Although the nature of life on Titan will probably be different to that on Earth, it would nevertheless enhance our understanding of Earth’s primordial evolution. A closer examination of Titan’s lakes and the processes within them would also enlighten us as of the behaviour of compounds in prehistoric environments. While Titan is similar enough to Earth to provide us with significant knowledge about how these reactions would have happened, it is also diverse enough to present us with the behaviour of the reactions in an environment with certain factors changed.
In conclusion, Titan’s methane lakes could provide us with knowledge about processes that take place in an environment, with conditions comparable to those once present on Earth.
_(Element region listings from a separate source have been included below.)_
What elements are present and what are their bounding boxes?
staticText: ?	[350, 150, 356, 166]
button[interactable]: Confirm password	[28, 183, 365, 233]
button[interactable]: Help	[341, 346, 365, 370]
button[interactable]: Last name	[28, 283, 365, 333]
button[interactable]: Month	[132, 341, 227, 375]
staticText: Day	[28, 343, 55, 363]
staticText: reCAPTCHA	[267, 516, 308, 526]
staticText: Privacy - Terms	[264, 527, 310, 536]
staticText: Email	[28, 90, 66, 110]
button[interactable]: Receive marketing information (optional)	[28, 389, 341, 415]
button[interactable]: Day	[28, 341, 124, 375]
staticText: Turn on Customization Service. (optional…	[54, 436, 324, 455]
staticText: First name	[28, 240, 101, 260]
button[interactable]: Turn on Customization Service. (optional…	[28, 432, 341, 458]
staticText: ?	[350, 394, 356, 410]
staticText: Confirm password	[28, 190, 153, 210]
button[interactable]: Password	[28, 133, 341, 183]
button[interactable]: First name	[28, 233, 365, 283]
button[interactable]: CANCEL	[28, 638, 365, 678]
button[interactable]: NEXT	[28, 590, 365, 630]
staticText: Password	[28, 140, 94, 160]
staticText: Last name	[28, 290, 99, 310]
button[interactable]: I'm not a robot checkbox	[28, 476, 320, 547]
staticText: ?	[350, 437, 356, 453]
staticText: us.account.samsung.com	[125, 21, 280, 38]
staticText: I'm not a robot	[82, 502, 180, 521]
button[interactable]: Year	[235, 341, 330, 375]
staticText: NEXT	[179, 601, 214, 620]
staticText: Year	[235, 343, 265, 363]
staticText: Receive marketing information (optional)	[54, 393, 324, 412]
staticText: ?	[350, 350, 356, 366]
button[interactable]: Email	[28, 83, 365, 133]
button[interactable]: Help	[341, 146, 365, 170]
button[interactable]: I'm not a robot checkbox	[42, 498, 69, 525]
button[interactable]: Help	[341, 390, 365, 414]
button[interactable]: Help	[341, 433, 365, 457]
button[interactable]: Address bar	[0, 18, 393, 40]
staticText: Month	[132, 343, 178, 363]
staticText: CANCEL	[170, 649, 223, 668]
It will also give us a broader view of their occurrence and their dependence on environmental factors, which could substantially aid our understanding of the origins of life. Perhaps it might put to rest a question we have been asking ourselves since humanity's conception, whether we are alone in the universe. It could also hold exciting prospects such as eventually serving as a refuelling station for future, methane-powered rockets.